In Gambia, weServe volunteers fix medical equipment and train doctors in hospitals in how to use equipment such as electrocardiograms and x-ray machines that have been donated to them. In Philadelphia health clinics, the students collect data about how people search for health information online. Using this data they help train clinicians in talking to their patients about why it’s important to come in for regular check-ups, rather than trying to self-diagnose from internet searches. And, in a local high school, weServe members students engage their younger peers in a variety of out-of-the-classroom learning activities related to science, technology, engineering and math. Students must first volunteer their time at local partner institutions such as Drexel’s 11th Street Family Health Services center, the Inglis Foundation, a residential facility for people living with neurological disorders, and Father Judge High School.

At the Inglis Foundation, Greg Boehm, a weServe student who graduated and is now working at the foundation, drew on his knowledge of biomechanics to develop a better layout of Iglis’s exercise facility. After completing their local service experience, students have the option of traveling abroad to one of the weServe outposts in Mozambique or Gambia. In places like Chicuque Rural Hospital and the Sulayaman Junkung General Hospital, the students’ biomedical training is literally saving lives. They repair medical equipment that has been donated to the hospitals and is either old or broken and usually without an instruction manual and train hospital workers in how to use, repair and maintain it.Jamie Howard, an undergraduate in the College of Engineering, reflected on her experience in Mozambique in a recent DrexelNOW feature:
“We have to be creative because there is no money to just go to the hardware store and buy new equipment when something breaks. We have to find a way to reuse materials we already have, even if it’s in an unconventional way.” Howard adds, “I am learning how to continuously adapt my work so that it is sustainable and I am tuning into how technology can be made more appropriate for a place that has few resources at its disposal.”

Howard and biomedical engineering graduate student Dhairya Pujara have been working in Mozambique since October, you can follow their experience via their weServe travel blog.

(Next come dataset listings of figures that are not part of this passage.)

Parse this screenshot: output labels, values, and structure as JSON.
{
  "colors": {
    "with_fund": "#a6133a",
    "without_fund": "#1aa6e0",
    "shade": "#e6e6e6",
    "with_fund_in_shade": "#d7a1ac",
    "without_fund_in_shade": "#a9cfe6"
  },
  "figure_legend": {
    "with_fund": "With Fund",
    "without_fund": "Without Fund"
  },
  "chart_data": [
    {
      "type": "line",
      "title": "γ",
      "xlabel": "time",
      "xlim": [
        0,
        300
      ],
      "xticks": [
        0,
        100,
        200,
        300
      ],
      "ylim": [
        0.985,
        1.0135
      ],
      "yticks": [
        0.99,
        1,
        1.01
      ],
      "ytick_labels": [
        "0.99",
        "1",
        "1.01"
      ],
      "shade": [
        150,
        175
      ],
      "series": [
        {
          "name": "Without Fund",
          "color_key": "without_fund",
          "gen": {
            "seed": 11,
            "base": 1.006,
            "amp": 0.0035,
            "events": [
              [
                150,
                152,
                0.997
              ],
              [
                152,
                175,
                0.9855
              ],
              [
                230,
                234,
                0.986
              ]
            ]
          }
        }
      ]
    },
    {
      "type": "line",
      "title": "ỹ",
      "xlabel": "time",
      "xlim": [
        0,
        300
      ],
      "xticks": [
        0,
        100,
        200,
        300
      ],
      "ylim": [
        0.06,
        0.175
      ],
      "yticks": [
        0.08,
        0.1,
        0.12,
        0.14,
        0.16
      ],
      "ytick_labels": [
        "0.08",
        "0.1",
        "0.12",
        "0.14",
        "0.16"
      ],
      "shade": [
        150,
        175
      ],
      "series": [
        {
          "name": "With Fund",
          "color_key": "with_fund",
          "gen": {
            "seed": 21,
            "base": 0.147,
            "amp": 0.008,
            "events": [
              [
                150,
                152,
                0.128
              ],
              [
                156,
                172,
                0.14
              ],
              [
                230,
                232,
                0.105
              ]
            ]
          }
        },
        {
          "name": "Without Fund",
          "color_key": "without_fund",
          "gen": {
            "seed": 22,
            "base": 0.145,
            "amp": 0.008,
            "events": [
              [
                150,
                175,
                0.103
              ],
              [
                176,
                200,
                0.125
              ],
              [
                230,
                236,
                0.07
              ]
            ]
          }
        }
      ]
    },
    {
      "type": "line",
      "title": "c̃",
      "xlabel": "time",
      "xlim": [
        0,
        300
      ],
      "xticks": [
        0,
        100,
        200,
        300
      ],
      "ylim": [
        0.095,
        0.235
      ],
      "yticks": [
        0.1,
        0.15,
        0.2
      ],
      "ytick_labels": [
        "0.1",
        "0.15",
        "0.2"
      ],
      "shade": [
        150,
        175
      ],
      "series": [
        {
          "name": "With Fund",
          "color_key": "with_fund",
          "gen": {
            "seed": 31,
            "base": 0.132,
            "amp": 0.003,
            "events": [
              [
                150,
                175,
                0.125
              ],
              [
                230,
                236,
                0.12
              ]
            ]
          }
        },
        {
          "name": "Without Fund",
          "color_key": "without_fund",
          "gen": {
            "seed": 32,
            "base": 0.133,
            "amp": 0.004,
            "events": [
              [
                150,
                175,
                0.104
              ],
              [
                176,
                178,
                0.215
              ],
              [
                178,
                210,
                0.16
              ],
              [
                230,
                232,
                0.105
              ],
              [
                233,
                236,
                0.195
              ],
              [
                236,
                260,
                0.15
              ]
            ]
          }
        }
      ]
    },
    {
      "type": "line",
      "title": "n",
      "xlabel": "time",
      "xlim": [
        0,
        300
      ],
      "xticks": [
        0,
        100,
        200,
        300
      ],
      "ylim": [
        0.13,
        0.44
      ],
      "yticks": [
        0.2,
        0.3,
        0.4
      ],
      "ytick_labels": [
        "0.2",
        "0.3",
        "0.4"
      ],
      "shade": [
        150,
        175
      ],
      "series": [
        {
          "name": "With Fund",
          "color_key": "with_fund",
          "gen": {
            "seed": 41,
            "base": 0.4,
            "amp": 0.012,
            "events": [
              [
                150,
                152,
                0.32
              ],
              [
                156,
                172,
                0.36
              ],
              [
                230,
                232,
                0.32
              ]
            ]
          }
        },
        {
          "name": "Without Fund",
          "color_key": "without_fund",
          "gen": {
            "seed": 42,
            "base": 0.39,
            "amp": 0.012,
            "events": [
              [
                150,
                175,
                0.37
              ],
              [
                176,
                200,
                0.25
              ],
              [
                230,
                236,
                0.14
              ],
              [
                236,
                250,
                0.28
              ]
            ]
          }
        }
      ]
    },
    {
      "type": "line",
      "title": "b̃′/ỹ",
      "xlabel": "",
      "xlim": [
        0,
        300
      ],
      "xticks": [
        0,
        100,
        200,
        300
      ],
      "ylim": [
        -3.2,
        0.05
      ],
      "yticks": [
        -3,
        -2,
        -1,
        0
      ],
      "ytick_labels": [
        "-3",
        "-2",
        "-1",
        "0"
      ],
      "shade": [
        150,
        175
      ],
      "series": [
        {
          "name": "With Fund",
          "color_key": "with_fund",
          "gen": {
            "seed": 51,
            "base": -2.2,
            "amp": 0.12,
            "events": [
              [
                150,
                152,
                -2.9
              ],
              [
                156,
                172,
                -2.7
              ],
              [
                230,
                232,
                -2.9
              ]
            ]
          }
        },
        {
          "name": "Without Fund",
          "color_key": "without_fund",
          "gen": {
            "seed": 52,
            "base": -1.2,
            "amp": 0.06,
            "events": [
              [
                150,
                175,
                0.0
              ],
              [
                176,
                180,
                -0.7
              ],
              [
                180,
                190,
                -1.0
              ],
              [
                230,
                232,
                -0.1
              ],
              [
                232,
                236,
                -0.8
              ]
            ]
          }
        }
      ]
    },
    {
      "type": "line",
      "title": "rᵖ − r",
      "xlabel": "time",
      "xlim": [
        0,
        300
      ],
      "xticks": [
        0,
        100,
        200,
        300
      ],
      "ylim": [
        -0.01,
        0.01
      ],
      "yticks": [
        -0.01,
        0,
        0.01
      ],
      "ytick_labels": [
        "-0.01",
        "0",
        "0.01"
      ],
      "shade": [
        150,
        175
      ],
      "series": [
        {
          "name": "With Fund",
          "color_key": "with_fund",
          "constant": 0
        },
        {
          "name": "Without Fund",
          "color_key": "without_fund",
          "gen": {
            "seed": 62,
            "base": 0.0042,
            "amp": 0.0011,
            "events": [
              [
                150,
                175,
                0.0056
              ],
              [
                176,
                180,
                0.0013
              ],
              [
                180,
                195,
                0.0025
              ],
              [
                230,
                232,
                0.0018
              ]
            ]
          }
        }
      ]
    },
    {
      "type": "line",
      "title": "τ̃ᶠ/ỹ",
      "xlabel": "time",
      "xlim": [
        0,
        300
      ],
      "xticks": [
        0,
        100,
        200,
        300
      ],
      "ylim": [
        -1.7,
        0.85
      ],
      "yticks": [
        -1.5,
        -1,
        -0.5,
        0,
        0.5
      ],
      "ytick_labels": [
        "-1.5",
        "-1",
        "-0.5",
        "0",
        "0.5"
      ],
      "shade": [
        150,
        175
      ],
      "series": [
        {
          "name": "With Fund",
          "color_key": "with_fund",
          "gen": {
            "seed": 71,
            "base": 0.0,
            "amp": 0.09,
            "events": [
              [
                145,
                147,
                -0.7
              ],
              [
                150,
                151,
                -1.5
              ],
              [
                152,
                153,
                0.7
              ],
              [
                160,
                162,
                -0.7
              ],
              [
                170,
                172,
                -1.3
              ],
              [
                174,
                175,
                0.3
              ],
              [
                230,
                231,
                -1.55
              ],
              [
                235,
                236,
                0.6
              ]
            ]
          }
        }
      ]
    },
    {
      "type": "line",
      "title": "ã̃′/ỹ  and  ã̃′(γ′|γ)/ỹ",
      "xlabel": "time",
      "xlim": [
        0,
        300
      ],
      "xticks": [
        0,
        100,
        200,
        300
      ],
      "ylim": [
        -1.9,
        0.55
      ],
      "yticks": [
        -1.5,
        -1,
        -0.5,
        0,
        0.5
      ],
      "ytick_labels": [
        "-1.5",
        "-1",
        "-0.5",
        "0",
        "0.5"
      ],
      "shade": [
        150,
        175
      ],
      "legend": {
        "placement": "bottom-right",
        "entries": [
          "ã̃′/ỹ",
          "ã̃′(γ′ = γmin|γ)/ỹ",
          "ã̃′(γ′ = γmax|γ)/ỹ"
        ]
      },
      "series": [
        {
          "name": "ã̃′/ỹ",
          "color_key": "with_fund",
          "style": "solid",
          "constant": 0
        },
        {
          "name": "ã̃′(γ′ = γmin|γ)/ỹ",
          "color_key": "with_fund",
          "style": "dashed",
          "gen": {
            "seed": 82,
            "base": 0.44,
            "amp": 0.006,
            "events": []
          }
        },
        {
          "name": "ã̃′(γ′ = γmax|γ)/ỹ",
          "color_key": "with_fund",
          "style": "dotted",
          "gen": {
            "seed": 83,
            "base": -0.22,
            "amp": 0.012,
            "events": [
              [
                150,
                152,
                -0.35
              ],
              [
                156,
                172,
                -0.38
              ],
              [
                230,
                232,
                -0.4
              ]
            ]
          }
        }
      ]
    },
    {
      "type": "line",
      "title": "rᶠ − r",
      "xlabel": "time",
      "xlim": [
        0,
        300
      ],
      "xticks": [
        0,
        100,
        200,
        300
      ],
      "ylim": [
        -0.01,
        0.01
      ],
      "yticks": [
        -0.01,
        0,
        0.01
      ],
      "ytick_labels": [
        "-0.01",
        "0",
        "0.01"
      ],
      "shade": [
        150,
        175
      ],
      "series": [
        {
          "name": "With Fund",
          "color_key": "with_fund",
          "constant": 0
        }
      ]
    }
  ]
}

In a recent post, Pujara, who was fresh off training a group of practicing doctors how to use an electrocardiogram (ECG), saw how his background was bridging an important knowledge gap at the hospital:
“At the end of this training session, Dr.Lucia- one of the key experts instrumental in helping us with organizing these sessions gave her valuable feedback. She quotes ‘We are not taught like this in med schools. They teach in a very complicated way and too scientific to understand. However, I liked the way you explained us the concepts today. It was simple to understand and fun to learn it this way.’
This was the best Christmas gift I could have asked for.’”
An predominant messages of The Martin Luther King, Jr. National Day of Service is that everyone can serve in some way. weServe is just one of the many organizations that are doing great things around the world to honor Dr. King, but its example of sustainable, conscientious outreach is one whose effects endure well beyond Jan. 21.